Коллектив авторов - Любовные письма великих людей. Соотечественники
Радость моя, дорогая моя, в эти минуты душевной усталости, слабости и отчаяния только твоя любовь может поддерживать, ободрять меня: напоминай мне о ней чаще, умоляю тебя, я еще не верю вполне, прости мне.
Твой навсегда
Вл. Соловьев
В. С. Соловьев – Е. В. Романовой, впоследствии Селевиной
(Москва, 11 июля 1873 года)
Печально, моя дорогая Катя, что даже при одинаковой взаимной любви мы не совсем понимаем друг друга. В этом, впрочем, виноват больше я сам: как бы то ни было, постараюсь говорить яснее. Я думаю, ты не можешь сомневаться в моей любви: я даже не умел хорошо скрывать ее до сих пор; теперь же ты даешь мне возможность говорить открыто: я люблю тебя, как только могу любить человеческое существо, а может быть, и сильнее, сильнее, чем должен. Для большинства людей этим кончается все дело; любовь и то, что за нею должно следовать: семейное счастье – составляют главный интерес их жизни. Но я имею совершенно другую задачу, которая с каждым днем становится для меня все яснее, определеннее и строже. Ее посильному исполнению посвящу я свою жизнь. Поэтому личные и семейные отношения всегда будут занимать второстепенное место в моем существовании. Это-то только я и хотел сказать, когда написал, что не могу отдать тебе себя всего. Но это, как я заключаю из твоего последнего письма, не может изменить твоих чувств ко мне. С моей же стороны, хотя та задача, о которой я говорю, такого рода, что не может быть ни с кем разделена, но, конечно, участие любящей женщины должно поддерживать и укреплять силы в тех тяжелых трудах и жизненной борьбе, с которыми необходимо связано разрешение всякой серьезной задачи. Это помощь незаменимая и, конечно, только от тебя одной могу я ее принять. Но ты знаешь, моя дорогая, что не от нас и не от нашей любви зависят наши отношения. Ты знаешь, какие препятствия не допускают нашего соединения (хотя мне несколько затруднительно писать об этом так прямо, но я должен прибавить, что разумею единственно только то соединение, которое освящается законом и Церковью: ни о каких других отношениях между нами не может быть и речи). Устранить эти препятствия очень трудно, но возможно. Во всяком случае, нужно употребить все средства. Пока я предлагаю следующее: мы подождем три года, в течение которых ты будешь заниматься своим внутренним воспитанием, а я буду работать над заложением первоначального основания для будущего осуществления моей главной задачи, а также постараюсь достигнуть определенного общественного положения, которое бы мог тебе предложить. Если ты согласна, то об этом еще поговорим при свидании.

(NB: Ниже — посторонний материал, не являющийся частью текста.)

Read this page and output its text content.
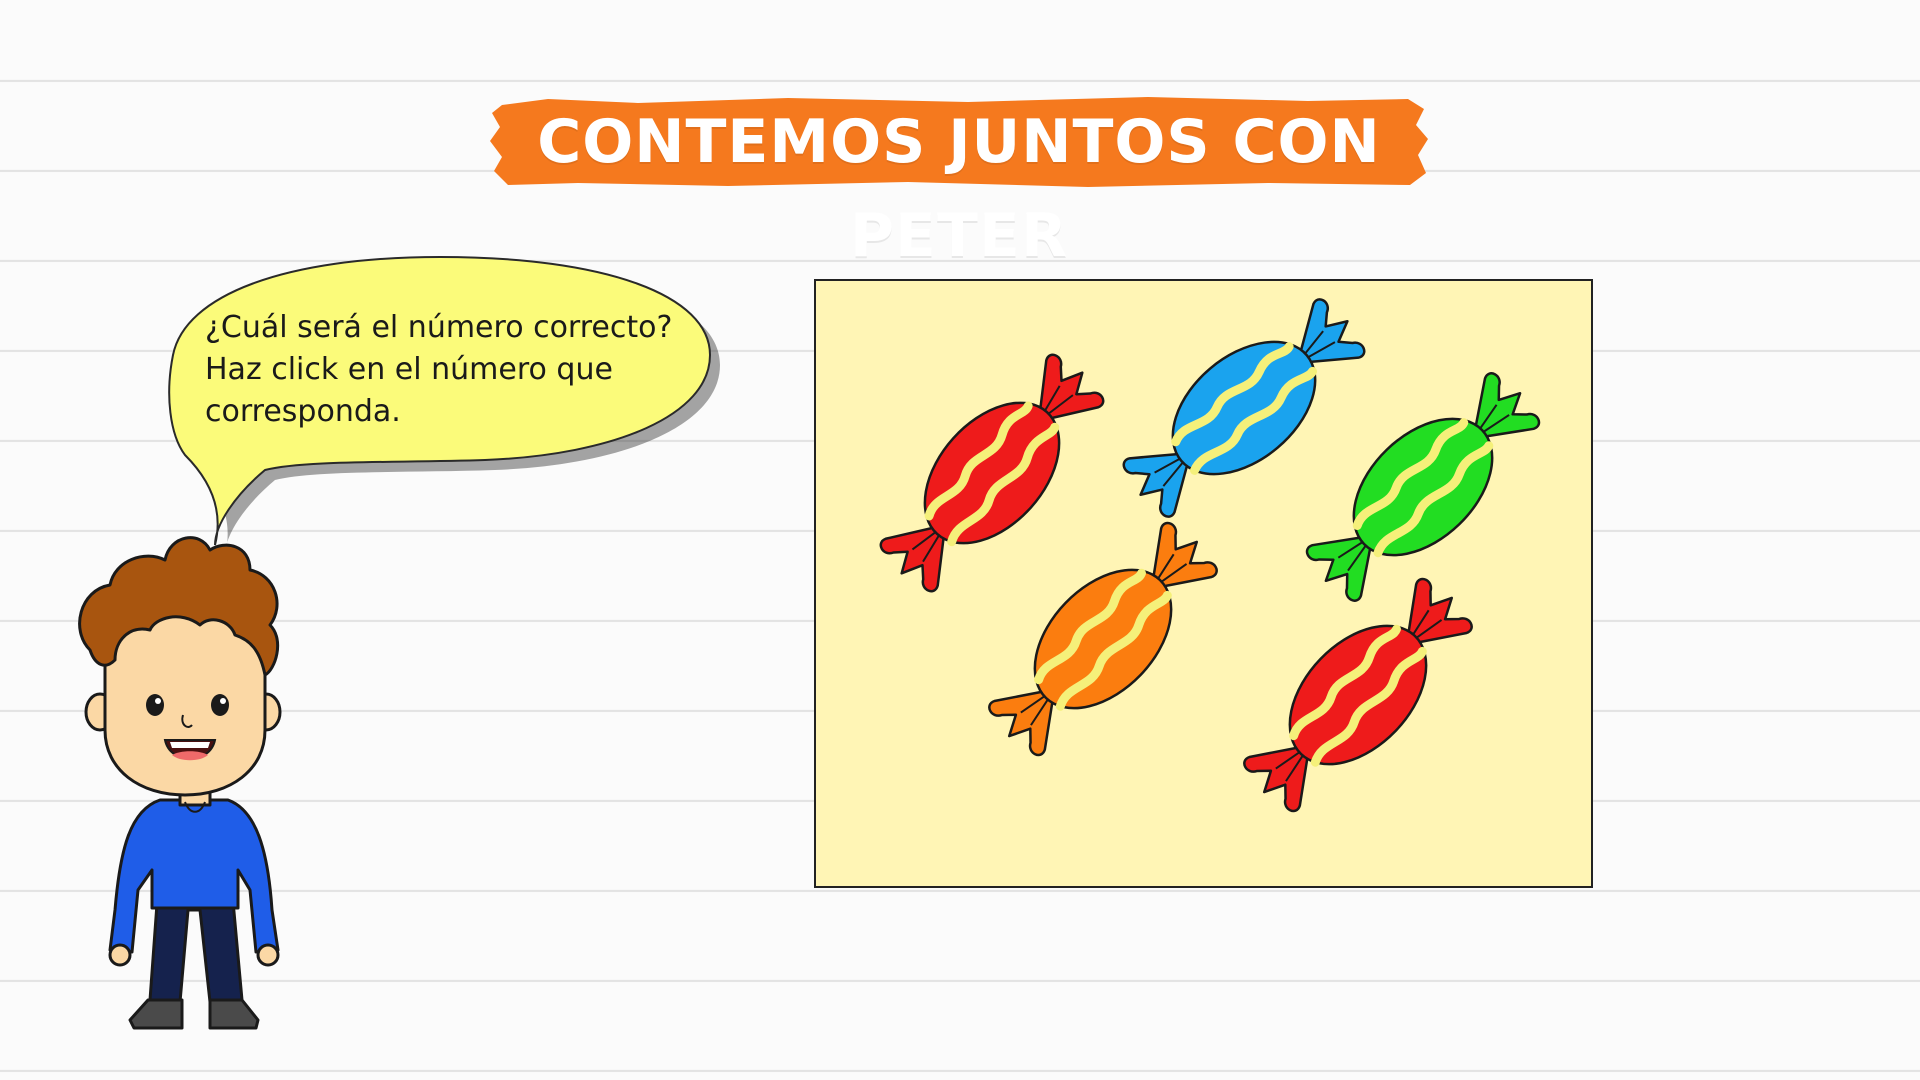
CONTEMOS JUNTOS CON PETER
¿Cuál será el número correcto?
Haz click en el número que
corresponda.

Много бы хотел сказать тебе, но слова немы и пошлы.
Прощай, моя дорогая, твой всегда
Вл. Соловьев.
В. С. Соловьев – Е. В. Романовой, впоследствии Селевиной
(Москва, 2 августа 1873 года)
Только что отправил жалобу на твое молчание, дорогой мой друг Катя, как получил твое письмо, обрадовавшее меня бесконечно. (Ты, однако, не думай, чтоб я выказывал свою радость: при получении твоих писем я изображаю собою олицетворенное равнодушие. Вообще я становлюсь гораздо сдержаннее, даже начинаю лукавствовать, уверяю тебя: хочу быть мудр, аки змий, и незлобив, аки голубь.) Что касается наших отношений, то хочешь ли ты или не хочешь, я дал и еще даю тебе то слово, о котором говоришь. Способен ли я обмануть, это окажется в будущем, на деле, говорить же об этом нечего.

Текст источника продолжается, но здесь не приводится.